En el momento en que uno cae en esa trampa, queda atrapado. Es como saltar a un pantano espeso; no puedes salir por tu cuenta.
«Y entonces, más gente como tú empezará a pulular. Como niños que corren a pedirle dinero a su madre para comer, todos exigirán que les llene los bolsillos.»
Exigencias y amenazas similares llegarían de todas partes. Incluso si un señor es rico, sus recursos no son infinitos. Satisfacer las demandas es imposible, y solucionar el problema requiere aún más dinero y poder. Finalmente, el señor se ve obligado a aumentar los impuestos y explotar a quienes lo rodean.
Arrinconan a las personas decentes y las obligan a seguir el camino de la corrupción. Así era como se extendía la podredumbre del Imperio.
«Sabiendo todo eso, ¿de verdad crees que te daría dinero?»
Ferda había hecho una promesa.
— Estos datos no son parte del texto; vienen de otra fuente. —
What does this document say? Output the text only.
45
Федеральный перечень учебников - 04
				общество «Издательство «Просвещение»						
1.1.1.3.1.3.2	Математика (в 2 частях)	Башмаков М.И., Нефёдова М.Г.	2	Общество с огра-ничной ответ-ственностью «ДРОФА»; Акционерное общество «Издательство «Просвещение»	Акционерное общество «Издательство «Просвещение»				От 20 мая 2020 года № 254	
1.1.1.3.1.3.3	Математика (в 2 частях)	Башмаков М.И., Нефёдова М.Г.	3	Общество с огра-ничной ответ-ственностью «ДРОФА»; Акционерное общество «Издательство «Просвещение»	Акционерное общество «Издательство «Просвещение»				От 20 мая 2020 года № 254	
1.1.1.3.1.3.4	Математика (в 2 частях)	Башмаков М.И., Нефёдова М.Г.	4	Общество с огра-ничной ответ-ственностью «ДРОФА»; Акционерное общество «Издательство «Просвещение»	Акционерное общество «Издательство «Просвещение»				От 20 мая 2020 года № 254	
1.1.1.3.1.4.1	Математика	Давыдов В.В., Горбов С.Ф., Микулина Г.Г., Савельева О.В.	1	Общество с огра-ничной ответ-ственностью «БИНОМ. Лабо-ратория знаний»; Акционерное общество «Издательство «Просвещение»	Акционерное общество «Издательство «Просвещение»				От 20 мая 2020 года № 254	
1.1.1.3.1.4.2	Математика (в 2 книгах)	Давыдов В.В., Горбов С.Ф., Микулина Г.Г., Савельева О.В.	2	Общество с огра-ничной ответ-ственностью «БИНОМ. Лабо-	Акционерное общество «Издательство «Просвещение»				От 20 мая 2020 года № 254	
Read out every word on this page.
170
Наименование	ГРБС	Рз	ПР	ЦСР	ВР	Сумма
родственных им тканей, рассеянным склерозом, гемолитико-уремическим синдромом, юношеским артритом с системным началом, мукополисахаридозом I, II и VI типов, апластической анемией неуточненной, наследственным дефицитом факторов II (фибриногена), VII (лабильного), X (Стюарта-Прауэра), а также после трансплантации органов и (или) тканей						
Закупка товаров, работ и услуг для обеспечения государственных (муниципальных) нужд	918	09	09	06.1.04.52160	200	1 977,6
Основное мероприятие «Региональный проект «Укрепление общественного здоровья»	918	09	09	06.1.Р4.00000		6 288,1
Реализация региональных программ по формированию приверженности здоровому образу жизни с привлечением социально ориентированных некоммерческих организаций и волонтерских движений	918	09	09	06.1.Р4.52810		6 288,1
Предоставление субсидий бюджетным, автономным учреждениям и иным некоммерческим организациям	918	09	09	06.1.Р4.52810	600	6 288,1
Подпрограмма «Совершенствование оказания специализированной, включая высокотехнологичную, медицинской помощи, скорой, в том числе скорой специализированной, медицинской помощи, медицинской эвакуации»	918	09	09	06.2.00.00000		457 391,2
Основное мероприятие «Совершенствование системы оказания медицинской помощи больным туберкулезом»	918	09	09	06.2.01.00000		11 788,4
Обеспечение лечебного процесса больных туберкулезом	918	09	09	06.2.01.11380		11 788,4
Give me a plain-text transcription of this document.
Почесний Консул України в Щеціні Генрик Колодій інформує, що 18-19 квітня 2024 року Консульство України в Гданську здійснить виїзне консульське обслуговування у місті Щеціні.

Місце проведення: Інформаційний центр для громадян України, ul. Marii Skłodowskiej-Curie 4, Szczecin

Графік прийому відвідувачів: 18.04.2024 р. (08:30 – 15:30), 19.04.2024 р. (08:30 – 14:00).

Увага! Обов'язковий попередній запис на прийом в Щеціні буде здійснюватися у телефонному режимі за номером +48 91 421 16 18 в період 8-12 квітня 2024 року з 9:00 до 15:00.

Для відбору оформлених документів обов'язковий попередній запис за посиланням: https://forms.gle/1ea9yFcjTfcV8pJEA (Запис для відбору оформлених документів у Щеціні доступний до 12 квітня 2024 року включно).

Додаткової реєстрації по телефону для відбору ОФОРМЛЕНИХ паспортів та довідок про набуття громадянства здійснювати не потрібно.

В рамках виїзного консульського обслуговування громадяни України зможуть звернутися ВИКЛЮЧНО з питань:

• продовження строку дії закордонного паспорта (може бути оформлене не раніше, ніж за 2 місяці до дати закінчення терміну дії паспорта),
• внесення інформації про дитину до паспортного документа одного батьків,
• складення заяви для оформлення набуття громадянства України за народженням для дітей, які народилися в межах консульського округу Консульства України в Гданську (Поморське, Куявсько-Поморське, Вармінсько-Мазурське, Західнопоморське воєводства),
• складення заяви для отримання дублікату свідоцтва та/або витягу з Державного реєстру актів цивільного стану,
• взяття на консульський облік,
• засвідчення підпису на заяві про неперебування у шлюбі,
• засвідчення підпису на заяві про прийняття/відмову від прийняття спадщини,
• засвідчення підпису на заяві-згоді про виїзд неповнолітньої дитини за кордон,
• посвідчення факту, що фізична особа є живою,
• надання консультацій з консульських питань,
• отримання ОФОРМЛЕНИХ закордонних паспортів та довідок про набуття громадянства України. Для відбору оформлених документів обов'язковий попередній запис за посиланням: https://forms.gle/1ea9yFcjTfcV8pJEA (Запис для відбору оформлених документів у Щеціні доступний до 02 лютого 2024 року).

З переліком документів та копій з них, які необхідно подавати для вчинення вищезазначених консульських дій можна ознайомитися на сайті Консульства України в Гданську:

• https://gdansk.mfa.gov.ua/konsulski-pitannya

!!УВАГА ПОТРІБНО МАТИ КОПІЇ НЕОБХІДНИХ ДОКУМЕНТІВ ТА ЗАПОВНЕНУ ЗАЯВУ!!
Protegería las cosas que Valdrova amaba y defendía. Jamás permitiría que esos canallas jugaran con él.
«Así que, haz lo que te plazca. Adelante, trabaja duro para encontrar tus ‘planes e incitaciones a la rebelión’. No tengo ninguna intención de darte ni un solo golpe de estado, y mucho menos un solo premio de oro.»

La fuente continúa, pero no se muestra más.